Trump Republicans consider immigration the most critical of all potential threats facing the United States.

By Dina Smeltz
Senior Fellow, Public Opinion and Foreign Policy
The Chicago Council on Global Affairs

By Craig Kafura
Assistant Director, Public Opinion and Foreign Policy
The Chicago Council on Global Affairs
While Republicans have been concerned about immigration since the Chicago Council first started asking about the issue in 1998, those concerns reached new heights starting in 2016. It’s no coincidence that just one year prior, Donald Trump entered the GOP primary race. He launched his campaign in 2015 with an all-guns-blazing approach to the issue of immigration, calling for the construction of a border wall in the southern United States and strengthening the “enforcement arm” of the Immigration and Customs Enforcement office. Trump’s rivals for the 2024 GOP presidential nomination vary in the extent to which they embrace his extreme views on immigration, but they generally also signal a tough approach to the issue as one of their key strategies to attract voters.
These policies seem to mostly align with Republican supporters among the US public, whether they are “Trump Republicans” who express a very favorable view of the former president (47% of Republicans) or “non-Trump Republicans” who express a somewhat favorable or unfavorable view (53% of Republicans).1 Majorities of both camps consider immigration a critical threat to the United States and support using the US military to prevent immigrants from crossing the southern border.
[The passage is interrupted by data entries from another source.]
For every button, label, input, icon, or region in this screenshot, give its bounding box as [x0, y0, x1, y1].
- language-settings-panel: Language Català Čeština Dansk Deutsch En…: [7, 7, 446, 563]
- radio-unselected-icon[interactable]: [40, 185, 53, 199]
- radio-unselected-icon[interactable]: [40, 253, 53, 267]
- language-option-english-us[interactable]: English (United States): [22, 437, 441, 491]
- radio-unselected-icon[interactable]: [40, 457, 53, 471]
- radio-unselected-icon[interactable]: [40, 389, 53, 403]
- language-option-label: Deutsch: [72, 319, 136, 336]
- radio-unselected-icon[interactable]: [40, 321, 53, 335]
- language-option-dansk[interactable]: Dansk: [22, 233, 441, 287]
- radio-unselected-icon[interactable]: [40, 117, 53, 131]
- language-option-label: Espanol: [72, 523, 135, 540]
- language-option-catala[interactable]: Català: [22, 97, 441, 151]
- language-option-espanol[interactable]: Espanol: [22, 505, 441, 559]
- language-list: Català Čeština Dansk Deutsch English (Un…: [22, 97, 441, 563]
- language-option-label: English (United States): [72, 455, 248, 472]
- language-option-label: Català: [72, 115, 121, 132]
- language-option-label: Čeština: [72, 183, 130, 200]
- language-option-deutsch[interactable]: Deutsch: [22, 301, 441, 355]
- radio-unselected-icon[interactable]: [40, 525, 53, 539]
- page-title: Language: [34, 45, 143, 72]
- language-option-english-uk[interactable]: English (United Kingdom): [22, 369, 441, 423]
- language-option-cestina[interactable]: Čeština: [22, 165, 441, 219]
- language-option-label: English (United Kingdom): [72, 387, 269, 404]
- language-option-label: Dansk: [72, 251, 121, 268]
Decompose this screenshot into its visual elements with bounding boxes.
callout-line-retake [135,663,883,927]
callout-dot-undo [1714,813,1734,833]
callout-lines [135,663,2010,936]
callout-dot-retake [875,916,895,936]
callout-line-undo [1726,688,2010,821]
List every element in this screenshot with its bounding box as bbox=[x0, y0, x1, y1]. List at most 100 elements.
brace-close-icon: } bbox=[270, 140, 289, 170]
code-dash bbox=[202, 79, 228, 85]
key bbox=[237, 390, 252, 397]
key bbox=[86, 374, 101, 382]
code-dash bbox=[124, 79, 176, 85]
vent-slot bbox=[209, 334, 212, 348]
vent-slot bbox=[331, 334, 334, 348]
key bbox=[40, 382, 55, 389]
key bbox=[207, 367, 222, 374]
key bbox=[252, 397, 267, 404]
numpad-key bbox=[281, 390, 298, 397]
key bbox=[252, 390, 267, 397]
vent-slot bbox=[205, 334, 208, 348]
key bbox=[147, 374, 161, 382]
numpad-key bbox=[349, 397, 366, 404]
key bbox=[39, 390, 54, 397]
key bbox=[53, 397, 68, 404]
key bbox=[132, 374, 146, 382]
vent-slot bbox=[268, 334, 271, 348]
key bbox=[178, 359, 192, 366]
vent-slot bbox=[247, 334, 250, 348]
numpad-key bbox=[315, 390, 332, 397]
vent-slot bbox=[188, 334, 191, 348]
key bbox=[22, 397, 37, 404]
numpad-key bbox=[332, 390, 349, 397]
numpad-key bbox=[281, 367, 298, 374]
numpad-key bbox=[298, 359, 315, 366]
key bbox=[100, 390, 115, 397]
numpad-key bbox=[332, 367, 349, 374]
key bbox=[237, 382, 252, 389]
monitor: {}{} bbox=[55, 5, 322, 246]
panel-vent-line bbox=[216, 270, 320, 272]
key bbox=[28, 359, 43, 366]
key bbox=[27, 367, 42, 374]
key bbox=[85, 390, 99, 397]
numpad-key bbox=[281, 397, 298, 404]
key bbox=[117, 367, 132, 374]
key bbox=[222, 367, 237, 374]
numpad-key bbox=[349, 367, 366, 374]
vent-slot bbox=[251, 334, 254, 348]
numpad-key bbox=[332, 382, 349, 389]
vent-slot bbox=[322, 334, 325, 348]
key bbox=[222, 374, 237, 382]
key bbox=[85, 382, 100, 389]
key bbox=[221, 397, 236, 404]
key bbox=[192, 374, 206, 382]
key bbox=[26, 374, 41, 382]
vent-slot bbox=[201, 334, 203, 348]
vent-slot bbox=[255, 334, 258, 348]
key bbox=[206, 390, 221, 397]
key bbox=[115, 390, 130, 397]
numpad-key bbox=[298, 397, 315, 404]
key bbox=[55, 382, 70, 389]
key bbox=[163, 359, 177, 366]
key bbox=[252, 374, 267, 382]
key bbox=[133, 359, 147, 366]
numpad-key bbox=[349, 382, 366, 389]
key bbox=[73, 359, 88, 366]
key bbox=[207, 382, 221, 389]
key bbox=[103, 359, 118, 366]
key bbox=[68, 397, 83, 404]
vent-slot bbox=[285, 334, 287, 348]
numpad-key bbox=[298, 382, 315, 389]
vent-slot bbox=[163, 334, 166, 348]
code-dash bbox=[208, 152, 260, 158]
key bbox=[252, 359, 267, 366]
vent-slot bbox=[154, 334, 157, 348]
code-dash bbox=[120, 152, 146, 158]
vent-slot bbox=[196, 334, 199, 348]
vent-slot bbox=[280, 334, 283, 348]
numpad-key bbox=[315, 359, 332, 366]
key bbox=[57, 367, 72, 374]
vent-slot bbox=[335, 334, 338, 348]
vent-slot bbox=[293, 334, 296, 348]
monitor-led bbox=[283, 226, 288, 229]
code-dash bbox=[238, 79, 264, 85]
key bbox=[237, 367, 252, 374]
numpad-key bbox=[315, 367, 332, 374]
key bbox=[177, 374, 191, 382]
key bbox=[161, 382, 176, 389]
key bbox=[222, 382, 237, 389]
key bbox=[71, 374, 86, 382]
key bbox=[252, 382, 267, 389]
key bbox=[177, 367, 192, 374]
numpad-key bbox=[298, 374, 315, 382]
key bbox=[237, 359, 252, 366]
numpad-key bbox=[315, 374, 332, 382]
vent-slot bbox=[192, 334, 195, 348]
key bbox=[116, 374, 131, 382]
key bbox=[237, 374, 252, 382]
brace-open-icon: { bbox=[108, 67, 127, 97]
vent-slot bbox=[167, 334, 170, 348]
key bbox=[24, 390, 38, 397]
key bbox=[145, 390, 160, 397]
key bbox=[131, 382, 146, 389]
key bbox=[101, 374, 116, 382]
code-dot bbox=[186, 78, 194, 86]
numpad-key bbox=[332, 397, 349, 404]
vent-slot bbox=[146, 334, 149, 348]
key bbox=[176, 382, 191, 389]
But there are large disparities between Trump and non-Trump Republicans on legal immigration levels and whether undocumented immigrants should be provided a path to citizenship or be forced to leave the country.
Key Findings
- Trump Republicans consider immigration the most critical of all potential threats facing the United States (88%). A majority of non-Trump Republicans also consider immigration a critical threat (67%), but not as threatening as cyberattacks, weakening democracy in the United States, or the development of China as a world power.
- Two-thirds of Trump Republicans say legal immigration should be decreased (66%). A slight plurality of non-Trump Republicans say legal immigration should remain at present levels (42% vs. 38% decreased)
- When asked about undocumented immigrants currently working in the United States, non-Trump Republicans are far more likely than Trump Republicans to prefer a path to citizenship immediately or after a waiting period (51% vs. 32%).
- A slim majority (54%) of Trump Republicans support deportations for undocumented immigrants working in the United States. Only 29 percent of non-Trump Republicans agree.
- Large majorities of Trump Republicans (92%) and non-Trump Republicans (67%) would support using the US military to prevent immigrants from coming into the United States from Mexico.
- Smaller majorities of both groups would also favor sending US troops to combat drug cartels in Mexico (72% of Trump, 57% non-Trump Republicans).